Chez Edi8, Poulpe Fictions continue de développer la collection « Les grandes aventurières vues par un ado » et vient de lancer la série de romance Cœurs papillons, par Cassandra O'Donnell. « Il y a peu de romance pour les jeunes lecteurs, nous allons suivre sa réception », indique Alexandra Bentz, directrice générale adjointe d'Edi8. À L'École des Loisirs, la série à succès Chien pourri, qui fêtera ses 10 ans en 2023, approche des 2 millions d'exemplaires vendus. Elle publiera un 18e titre en février : Le grand fourre-toutou. Dans la collection « Neuf », l'éditeur annonce également une suite au premier roman à succès de Mickaël Brun--Arnaud, Mémoires de la forêt. Au sein de la collection « Éclair+ » lancée début 2022 par Auzou, les séries Les influenceuses et Ours ont trouvé leur public et confortent l'éditeur dans son intention de renforcer son implantation : « Nous allons augmenter la production en 2023 », confirme Gauthier Auzou, le président. 
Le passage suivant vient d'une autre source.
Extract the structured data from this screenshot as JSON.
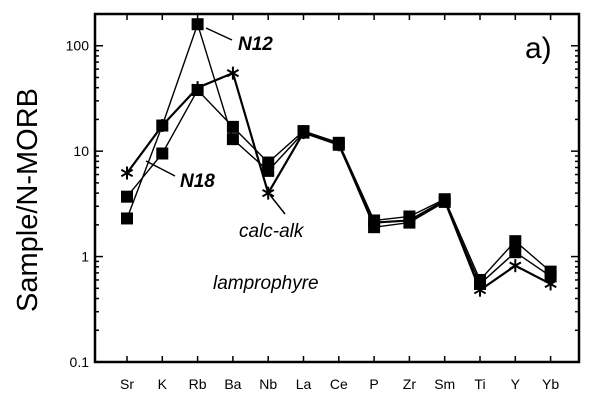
{
  "chart_data": {
    "type": "line",
    "ylabel": "Sample/N-MORB",
    "xlabel": "",
    "yscale": "log",
    "ylim": [
      0.1,
      200
    ],
    "yticks": [
      "0.1",
      "1",
      "10",
      "100"
    ],
    "panel_label": "a)",
    "categories": [
      "Sr",
      "K",
      "Rb",
      "Ba",
      "Nb",
      "La",
      "Ce",
      "P",
      "Zr",
      "Sm",
      "Ti",
      "Y",
      "Yb"
    ],
    "series": [
      {
        "name": "N12",
        "marker": "square",
        "values": [
          2.3,
          17.5,
          160,
          13,
          6.5,
          15,
          11.5,
          1.9,
          2.1,
          3.3,
          0.55,
          1.1,
          0.65
        ]
      },
      {
        "name": "N18",
        "marker": "square",
        "values": [
          3.7,
          9.5,
          38,
          17,
          7.8,
          15.5,
          12,
          2.2,
          2.4,
          3.5,
          0.6,
          1.4,
          0.72
        ]
      },
      {
        "name": "calc-alk lamprophyre",
        "marker": "asterisk",
        "values": [
          6.2,
          17.5,
          40,
          55,
          4.0,
          15,
          11.5,
          2.1,
          2.2,
          3.4,
          0.48,
          0.82,
          0.55
        ]
      }
    ],
    "annotations": [
      {
        "text": "N12",
        "style": "bold-italic"
      },
      {
        "text": "N18",
        "style": "bold-italic"
      },
      {
        "text": "calc-alk",
        "style": "italic"
      },
      {
        "text": "lamprophyre",
        "style": "italic"
      }
    ]
  }
}
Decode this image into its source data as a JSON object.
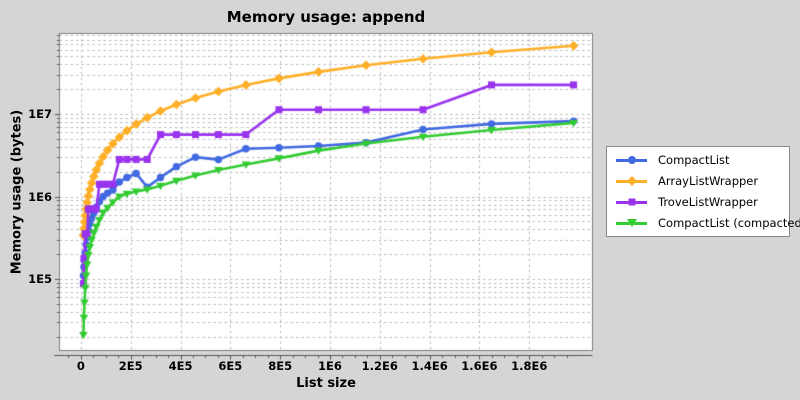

Cette effervescence ne saurait pourtant faire oublier le risque de saturation du marché. « Tous les éditeurs ont beaucoup produit, on peut s'attendre à un freinage brutal des ventes tel que cela s'est vu en Grande-Bretagne », redoute Marion Jablonski, directrice d'Albin Michel Jeunesse. L'éditeur a, lui aussi, quelques séries phares en catalogue, telles Célestine, petit rat de l'opéra (plus de 500 000 exemplaires vendus en quatre ans) ou les multiples déclinaisons de Géronimo Stilton, mais il a aussi bénéficié cette année de la vigueur du roman ado. 

Enfin, le roman 8/12 ans doit composer avec la concurrence croissante des ouvrages explicitement parascolaires. Lancée au printemps 2021, la série « Mes premiers romans » de la collection reine du parascolaire « Sami et Julie » témoigne de l'entremêlement des genres... quand ce ne sont pas les éditeurs jeunesse eux-mêmes qui empruntent les codes du parascolaire : chez Flammarion Jeunesse, les séries de romans « Je suis en », allant du CP au cours moyen, sont publiées au sein de « Castor Poche » et cumulent près de 5 millions d'exemplaires vendus depuis leur création. 

TikTok, meilleur prescripteur

Imprévisible et incontrôlable, le réseau social TikTok crée la tendance en librairie au rayon des romans ados. Au Cultura de Gennevilliers, une demi-table est par exemple consacrée à Captive, de Sarah Rivens (Hachette Romans). Le titre, paru fin août, a bénéficié d'un buzz immédiat grâce au hashtag #Booktok. « Beaucoup d'ados le réclament parce qu'ils l'ont vu sur TikTok, confirme Yann Adingra, responsable de rayon. Nous avons été en rupture pendant deux semaines, le temps que l'éditeur adapte son tirage. » De la même manière chez Albin Michel Jeunesse, Ashes falling for the sky de Nine Gorman et Mathieu Guibé, paru en 2018, avait déjà vu ses ventes exploser en 2021. « Le livre a été repéré sur TikTok, son redémarrage a été une surprise pour nous », concède Marion Jablonski, la directrice, qui n'en développe pas moins une politique d'éditeur en lien avec le réseau social chinois. Le titre arbore désormais un bandeau « Le phénomène TikTok » et Albin Michel Jeunesse annonce pour janvier la parution de son préquel, Just wanna be your brother. Tous les éditeurs jeunesse surfent sur la tendance. Hachette Romans a été le premier éditeur à créer un compte TikTok (dès 2020) et a depuis été suivi par une trentaine d'autres. De son côté, TikTok s'est rapproché cet automne des groupes d'édition (Hachette Livre, Editis...) pour leur proposer un accompagnement des auteurs et en librairie.